Thumbs up to this idea. I’ve had this same thought for awhile now and I do not see any better way to fix the economic problems we are facing here in the USA.
Why was he not espousing these things when he was in a position to effect change? When will the influences of the Clinton administration be purged, and new inputs from domesticccc, manufacturing oriented advisors.
Like most economists, Orszag does not frame the advantage as putting funds in the hands of workers and families. And Brian O Shaunessy’s suggestion is a great idea to support the President’s madical cost revisions.
Is Orszag serious — a hidden tax? The problem with VAT is that a politician only has to risk it once — it gets to be a buried issues once it’s a “fact.” So you get one bite of inflation through a VAT — a tax “hike that is not a tax hike ” What a sham!!
I may be missing something here but a VAT is a horrendously bad idea. It is a very regressive tax burdening those who can afford it least. Yes, we need to revamp the tax code stripping out almost all tax deductions (maybe only leaving charitable contributions), lower the marginal tax rates (after removing the myriad of deductions that only those who can afford a tax lawyer can get) and drastically lower the revenue needed by federal government (by getting the federal government out of local issues and reducing, if not eliminating, federally subsidized entitlements). If we would let the system work as the founders designed it, it will work. Socialism does not work…………
VAT is a bad idea, most importantly that, when we have a structural gap between demand for goods and services and supply, we think we can make things better by making everything more costly. Clearly a losing proposition.
The middle class has already been brought to its knees financially.
In 1970, it took one month of median wages to purchase a year of family healthcare — today it takes 5-6 months.
In 1970, it took two weeks of median wages to purchase a year of in-state tuition — today it is 4-6 months.
If this trend is not reversed, the end of our democracy will not be far behind.
A full VAT that is NOT revenue neatral will never pass Congress and be signed into law.
However, a more modest, revenue neatral plan such as Michael Graetz and Paul Ryan propose could pass and would accomplish what needs to be done without a major tax overhaul.
Good column. Orszag floats the VAT as something we should employ, but bemoans the political impossibility. WRONG! What is needed is analytical discussion and leadership (a champion). But a VAT would be stimulative for the economy and should be defended and marketed with enthusiasm.
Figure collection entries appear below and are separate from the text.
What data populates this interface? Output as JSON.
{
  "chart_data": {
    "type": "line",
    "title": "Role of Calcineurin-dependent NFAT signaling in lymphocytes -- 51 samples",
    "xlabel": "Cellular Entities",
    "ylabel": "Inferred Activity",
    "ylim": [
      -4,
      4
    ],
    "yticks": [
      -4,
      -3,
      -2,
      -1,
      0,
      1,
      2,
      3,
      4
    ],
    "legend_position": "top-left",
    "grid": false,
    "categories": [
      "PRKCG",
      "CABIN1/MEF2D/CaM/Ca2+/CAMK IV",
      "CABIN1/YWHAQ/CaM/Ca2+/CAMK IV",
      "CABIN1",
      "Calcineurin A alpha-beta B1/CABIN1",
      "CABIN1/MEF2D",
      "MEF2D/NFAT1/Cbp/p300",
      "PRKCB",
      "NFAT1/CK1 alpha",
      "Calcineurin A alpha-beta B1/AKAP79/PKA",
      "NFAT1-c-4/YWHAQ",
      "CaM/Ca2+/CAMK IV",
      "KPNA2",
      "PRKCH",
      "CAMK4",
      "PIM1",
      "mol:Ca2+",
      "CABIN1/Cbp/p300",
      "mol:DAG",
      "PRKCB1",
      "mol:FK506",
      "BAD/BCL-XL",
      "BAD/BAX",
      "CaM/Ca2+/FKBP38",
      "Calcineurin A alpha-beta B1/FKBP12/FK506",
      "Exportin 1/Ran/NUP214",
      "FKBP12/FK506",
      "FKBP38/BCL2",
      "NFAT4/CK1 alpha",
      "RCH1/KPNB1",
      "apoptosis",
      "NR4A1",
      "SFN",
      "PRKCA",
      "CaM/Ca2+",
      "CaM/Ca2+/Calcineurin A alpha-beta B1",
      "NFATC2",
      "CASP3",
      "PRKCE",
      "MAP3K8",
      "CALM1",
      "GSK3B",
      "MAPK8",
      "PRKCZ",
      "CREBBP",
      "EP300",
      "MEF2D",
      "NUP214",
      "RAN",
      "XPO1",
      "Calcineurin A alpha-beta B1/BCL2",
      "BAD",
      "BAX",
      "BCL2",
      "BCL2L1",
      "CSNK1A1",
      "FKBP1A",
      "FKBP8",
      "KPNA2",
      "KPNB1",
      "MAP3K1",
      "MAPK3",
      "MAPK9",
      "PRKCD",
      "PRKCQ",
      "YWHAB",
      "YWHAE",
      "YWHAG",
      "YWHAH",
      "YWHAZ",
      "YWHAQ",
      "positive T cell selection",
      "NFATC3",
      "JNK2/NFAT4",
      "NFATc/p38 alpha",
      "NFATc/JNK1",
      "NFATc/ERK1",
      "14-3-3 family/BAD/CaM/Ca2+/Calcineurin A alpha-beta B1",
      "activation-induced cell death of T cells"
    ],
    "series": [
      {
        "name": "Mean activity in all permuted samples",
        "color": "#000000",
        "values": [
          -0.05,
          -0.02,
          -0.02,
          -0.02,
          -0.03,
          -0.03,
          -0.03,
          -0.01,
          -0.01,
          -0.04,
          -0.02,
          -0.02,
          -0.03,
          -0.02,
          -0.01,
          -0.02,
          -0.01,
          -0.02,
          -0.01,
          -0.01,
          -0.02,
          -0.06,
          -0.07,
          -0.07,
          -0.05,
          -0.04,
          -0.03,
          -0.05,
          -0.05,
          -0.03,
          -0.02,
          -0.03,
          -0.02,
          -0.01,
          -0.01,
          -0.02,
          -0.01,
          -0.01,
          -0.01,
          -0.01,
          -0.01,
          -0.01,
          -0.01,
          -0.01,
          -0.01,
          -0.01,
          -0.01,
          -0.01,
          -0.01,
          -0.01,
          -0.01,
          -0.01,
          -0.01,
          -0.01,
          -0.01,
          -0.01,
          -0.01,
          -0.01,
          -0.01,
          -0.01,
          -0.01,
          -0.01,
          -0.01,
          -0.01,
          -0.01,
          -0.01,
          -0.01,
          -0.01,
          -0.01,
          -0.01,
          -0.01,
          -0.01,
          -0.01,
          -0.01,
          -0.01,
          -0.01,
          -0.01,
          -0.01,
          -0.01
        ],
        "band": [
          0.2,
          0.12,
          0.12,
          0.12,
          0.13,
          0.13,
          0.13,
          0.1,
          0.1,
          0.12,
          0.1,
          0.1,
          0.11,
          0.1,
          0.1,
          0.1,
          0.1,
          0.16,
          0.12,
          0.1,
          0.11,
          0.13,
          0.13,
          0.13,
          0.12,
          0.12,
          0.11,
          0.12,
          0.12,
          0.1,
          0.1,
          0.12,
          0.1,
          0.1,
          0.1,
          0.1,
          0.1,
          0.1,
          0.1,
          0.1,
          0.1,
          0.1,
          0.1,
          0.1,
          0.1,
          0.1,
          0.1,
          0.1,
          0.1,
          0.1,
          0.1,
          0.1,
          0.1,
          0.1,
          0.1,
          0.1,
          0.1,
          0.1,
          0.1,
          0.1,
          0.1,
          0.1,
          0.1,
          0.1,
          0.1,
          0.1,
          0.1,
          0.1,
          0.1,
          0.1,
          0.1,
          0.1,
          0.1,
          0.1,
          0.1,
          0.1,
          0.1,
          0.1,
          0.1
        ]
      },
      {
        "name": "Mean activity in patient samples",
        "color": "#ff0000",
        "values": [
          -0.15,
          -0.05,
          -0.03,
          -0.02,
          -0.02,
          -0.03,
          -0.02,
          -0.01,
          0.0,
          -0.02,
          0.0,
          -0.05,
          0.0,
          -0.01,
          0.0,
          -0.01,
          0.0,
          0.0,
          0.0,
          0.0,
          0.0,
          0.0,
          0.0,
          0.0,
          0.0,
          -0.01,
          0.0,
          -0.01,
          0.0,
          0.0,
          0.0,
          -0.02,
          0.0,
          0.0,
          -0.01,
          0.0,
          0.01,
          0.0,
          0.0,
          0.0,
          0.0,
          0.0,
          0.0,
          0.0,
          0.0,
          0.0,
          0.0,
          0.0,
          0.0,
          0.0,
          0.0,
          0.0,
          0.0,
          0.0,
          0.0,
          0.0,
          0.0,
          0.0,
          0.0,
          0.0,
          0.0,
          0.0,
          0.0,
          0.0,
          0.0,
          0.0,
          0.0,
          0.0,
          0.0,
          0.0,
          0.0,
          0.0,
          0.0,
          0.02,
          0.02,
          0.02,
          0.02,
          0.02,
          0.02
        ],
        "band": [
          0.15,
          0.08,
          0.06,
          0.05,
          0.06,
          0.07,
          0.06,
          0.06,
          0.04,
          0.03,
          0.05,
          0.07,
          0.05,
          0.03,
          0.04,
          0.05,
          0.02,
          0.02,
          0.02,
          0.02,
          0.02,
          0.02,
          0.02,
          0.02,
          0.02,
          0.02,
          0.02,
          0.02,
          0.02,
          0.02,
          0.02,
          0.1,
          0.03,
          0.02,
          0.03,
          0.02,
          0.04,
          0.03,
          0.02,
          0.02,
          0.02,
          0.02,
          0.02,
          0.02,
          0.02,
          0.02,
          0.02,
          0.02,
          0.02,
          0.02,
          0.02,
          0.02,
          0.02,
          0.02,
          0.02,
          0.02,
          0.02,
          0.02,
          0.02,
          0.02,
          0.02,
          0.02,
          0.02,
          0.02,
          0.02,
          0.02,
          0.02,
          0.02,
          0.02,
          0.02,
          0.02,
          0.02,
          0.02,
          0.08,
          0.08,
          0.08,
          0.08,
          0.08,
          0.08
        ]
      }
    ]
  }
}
The VAT should be introduced as a revenue-neutral replacement for other taxes, ideally the corporate income tax. For reference info on VAT, go to VAT-US.com
We can’t afford to continue destroying our middle class with right wing economic policy.
The simple fact is that we are spending money we don’t have. It’s not a spending problem it’s a revenue problem. With income inequality being so high the rich should start contributing so we can reverse that trend of middle class devastation. A vat would be a good additional source of revenue in addition to removing loop holes for corporations and decreasing the corporate tax rate.